Kubernetes is often presented as the solution to the multi-cloud coherence problem, and it is genuinely useful for that purpose, with significant caveats. The idea is that Kubernetes provides a consistent abstraction layer for running containerized workloads regardless of which cloud is underneath. Deploy to AWS EKS, Azure AKS, or GCP GKE and the Kubernetes API is the same. In principle, a workload that runs on one should run on the others with minimal modification. In practice, the managed Kubernetes services from different providers are not identical. They have different defaults, different integration patterns with the rest of the provider's ecosystem, and different upgrade cadences. The Kubernetes API is consistent. The surrounding infrastructure is not. A production-grade Kubernetes deployment on AWS that uses AWS Load Balancer Controller, AWS Certificate Manager, and AWS Secrets Manager is not straightforwardly portable to GCP, because each of those integrations is specific to AWS. Making the application genuinely cloud-agnostic requires building additional abstraction layers, and those layers add complexity, maintenance burden, and their own failure modes.
"Cloud-agnostic" is one of those phrases that sounds like a sensible goal and reveals its complications only when you start implementing it. Every cloud-agnostic choice involves a trade-off with cloud-native choices. Using a managed database service from AWS means you get operational simplicity, automatic backups, and AWS-integrated monitoring in exchange for a dependency on AWS's specific database service. Using a cloud-agnostic database deployment, running PostgreSQL yourself on VMs or containers, gives you portability in exchange for the operational complexity of running the database yourself. For most workloads and most teams, the cloud-native choice is the right one. But making the cloud-native choice everywhere means the workload is deeply tied to one provider. The cloud-agnostic aspiration and the operational simplicity aspiration pull in opposite directions, and most engineering teams, under schedule and reliability pressure, choose operational simplicity, which means cloud-native, which means less portable.

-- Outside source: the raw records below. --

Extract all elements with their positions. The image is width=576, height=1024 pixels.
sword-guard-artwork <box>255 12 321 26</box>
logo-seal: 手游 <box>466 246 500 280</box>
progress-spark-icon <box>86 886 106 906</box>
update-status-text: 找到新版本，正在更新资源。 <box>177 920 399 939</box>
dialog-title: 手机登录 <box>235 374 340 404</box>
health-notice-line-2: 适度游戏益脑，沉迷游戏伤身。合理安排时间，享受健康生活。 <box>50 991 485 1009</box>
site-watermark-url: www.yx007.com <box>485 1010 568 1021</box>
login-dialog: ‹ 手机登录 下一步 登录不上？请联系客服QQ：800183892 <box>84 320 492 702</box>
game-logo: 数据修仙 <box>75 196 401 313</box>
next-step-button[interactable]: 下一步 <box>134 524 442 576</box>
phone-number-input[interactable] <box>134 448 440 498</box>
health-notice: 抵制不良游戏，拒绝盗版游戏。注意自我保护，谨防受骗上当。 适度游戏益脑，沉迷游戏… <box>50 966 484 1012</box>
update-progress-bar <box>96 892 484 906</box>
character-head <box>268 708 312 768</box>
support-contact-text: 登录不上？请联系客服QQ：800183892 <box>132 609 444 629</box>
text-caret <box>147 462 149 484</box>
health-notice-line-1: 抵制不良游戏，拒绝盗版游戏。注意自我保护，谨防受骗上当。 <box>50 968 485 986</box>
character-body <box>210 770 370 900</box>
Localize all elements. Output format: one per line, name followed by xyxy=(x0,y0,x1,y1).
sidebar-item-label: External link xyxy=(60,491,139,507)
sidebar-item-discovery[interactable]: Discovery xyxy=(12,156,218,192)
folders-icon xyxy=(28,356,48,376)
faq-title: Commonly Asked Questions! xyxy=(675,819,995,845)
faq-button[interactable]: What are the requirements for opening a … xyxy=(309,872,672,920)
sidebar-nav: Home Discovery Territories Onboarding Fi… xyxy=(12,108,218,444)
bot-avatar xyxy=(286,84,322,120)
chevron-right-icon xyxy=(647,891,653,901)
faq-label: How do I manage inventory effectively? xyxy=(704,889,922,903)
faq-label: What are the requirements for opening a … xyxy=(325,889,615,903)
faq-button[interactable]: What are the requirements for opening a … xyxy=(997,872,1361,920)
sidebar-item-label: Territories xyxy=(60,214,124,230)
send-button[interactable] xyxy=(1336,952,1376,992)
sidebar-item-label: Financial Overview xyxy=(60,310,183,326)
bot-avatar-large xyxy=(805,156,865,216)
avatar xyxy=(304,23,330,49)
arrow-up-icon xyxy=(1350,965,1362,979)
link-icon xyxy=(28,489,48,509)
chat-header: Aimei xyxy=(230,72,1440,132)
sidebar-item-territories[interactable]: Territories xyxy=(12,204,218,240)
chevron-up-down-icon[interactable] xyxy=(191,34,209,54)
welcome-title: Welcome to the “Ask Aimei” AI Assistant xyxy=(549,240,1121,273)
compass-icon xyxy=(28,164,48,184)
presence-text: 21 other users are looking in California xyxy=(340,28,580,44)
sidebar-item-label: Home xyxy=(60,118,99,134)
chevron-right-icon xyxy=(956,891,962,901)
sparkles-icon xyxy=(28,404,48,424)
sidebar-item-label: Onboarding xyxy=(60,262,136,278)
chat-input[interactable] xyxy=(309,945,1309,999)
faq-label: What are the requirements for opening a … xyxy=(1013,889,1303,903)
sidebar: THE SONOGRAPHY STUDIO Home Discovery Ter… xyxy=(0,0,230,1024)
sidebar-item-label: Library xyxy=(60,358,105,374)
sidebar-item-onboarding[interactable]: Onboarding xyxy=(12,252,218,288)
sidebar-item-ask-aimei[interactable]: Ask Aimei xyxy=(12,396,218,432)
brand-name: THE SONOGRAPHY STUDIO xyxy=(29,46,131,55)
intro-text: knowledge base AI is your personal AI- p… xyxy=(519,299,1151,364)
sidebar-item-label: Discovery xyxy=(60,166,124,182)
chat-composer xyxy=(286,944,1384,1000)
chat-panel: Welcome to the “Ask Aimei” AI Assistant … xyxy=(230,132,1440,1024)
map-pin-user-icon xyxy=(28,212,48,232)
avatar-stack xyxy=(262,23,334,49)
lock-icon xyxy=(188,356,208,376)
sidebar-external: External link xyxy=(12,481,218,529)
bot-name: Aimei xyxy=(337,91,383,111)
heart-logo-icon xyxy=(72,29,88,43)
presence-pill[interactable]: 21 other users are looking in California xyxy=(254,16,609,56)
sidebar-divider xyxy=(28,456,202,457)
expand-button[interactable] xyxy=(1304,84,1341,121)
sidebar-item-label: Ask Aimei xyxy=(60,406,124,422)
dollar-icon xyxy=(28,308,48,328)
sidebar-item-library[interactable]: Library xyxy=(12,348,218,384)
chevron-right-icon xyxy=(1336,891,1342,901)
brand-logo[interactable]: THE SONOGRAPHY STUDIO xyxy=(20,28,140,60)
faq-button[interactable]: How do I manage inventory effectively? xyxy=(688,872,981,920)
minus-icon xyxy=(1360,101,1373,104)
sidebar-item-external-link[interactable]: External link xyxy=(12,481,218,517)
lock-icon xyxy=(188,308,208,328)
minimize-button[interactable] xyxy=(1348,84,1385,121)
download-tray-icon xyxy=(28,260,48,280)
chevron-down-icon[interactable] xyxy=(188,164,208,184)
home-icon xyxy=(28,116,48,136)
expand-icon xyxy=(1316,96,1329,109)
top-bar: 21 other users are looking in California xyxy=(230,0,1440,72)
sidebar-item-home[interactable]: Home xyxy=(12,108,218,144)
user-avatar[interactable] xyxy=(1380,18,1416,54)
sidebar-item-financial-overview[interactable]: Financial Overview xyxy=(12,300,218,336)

The organizations I see get multi-cloud right are the ones that start with a specific problem statement. Not "we should be multi-cloud" but "we need to meet data residency requirements in the EU that one provider cannot cost-effectively satisfy" or "we need active-active redundancy across regions that extends across provider boundaries to survive a cloud provider outage." Those are problems that multi-cloud architecturally solves better than single-cloud. Starting with the architecture and working toward a problem statement tends to produce expensive coherence without clear value. Starting with the problem statement and working toward an architecture that happens to be multi-cloud tends to produce something that actually justifies the additional complexity.